Oh, I still have plenty to do. I am writing this post in a half-hour window between running and getting ready to get back on the road for another day-long meeting. But in the meantime, I am drinking coffee and watching the sun rise with my dogs, saying my prayers and writing. Because I have plenty of time.
'Busyness' is a tyranny in our lives, and part of a system of belief that tells us that we are only worth what we do, what we produce, what we accomplish in our hours. Running around being busy is a strange badge of honor - being busy means we are important, we are connected, people need and want us. Which is wonderful, until it is overwhelming. Until we are so stressed by the demands on us that we can never rest.
Sabbath time, holy rest, is so important to our life with God that it is one of the Ten Commandments. Rest not only renews us, it reminds us that God is God and we are not. That we don't have to do everything because most things are not in our hands. That our worth is not determined by our to-do list, but by a God who created us and the whole world, and delights in it all. Rest allows us to join God in that delight.
It is hard to take a day of rest in our busy world, but it is not impossible. In fact, I would say it is radical. It is a remarkable act of faith to take some time and let the world turn on its own, so that 'we who are wearied by the changes and chances of this life may rest in your eternal changelessness', as we say in our Compline prayers in the Episcopal Church. Still, I find that people are often reluctant to take the step of keeping weekly sabbath.

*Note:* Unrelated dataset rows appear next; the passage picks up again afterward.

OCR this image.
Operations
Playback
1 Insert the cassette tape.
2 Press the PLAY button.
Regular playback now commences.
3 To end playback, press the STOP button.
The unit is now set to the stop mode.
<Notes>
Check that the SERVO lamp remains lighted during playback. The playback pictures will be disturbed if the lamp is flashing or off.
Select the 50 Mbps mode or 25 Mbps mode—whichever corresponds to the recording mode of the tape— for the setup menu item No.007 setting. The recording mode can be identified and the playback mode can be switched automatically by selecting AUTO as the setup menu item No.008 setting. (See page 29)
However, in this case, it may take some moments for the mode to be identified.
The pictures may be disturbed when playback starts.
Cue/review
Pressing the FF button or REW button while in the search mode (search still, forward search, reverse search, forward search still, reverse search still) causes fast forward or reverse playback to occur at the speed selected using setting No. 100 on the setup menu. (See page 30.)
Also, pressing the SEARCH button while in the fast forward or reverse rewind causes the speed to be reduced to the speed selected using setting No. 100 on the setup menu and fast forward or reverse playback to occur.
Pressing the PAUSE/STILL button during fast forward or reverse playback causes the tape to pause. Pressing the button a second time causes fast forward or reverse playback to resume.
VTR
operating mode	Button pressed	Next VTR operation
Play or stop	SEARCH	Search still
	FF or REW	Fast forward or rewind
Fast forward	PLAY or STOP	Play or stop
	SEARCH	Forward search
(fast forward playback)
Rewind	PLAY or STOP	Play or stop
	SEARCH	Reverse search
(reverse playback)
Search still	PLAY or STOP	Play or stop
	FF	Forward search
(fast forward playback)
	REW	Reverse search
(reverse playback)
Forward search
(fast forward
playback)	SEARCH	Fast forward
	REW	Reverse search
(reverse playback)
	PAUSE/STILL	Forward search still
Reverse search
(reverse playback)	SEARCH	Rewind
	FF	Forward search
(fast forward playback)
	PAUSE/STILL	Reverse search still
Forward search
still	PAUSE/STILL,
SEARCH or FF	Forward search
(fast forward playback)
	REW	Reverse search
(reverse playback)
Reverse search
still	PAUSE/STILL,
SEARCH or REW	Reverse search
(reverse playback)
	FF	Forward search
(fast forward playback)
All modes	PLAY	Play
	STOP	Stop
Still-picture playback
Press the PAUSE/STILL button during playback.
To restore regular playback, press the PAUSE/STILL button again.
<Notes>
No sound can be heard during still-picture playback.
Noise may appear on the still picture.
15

And so I offer a tiny portion of that wonderful practice: I have found that just dropping the 'b' word from my vocabulary has given me amazing amounts of spiritual, and actual, space in my days. I am not 'busy', ever. Not too busy to watch the sunset. Not too busy to talk when you call. Not too busy to get whatever I need to done. I have all the time in the world. I have been amazed by the changes in my life that have occurred simply by giving up that one little word. Bees are busy. I am blessed.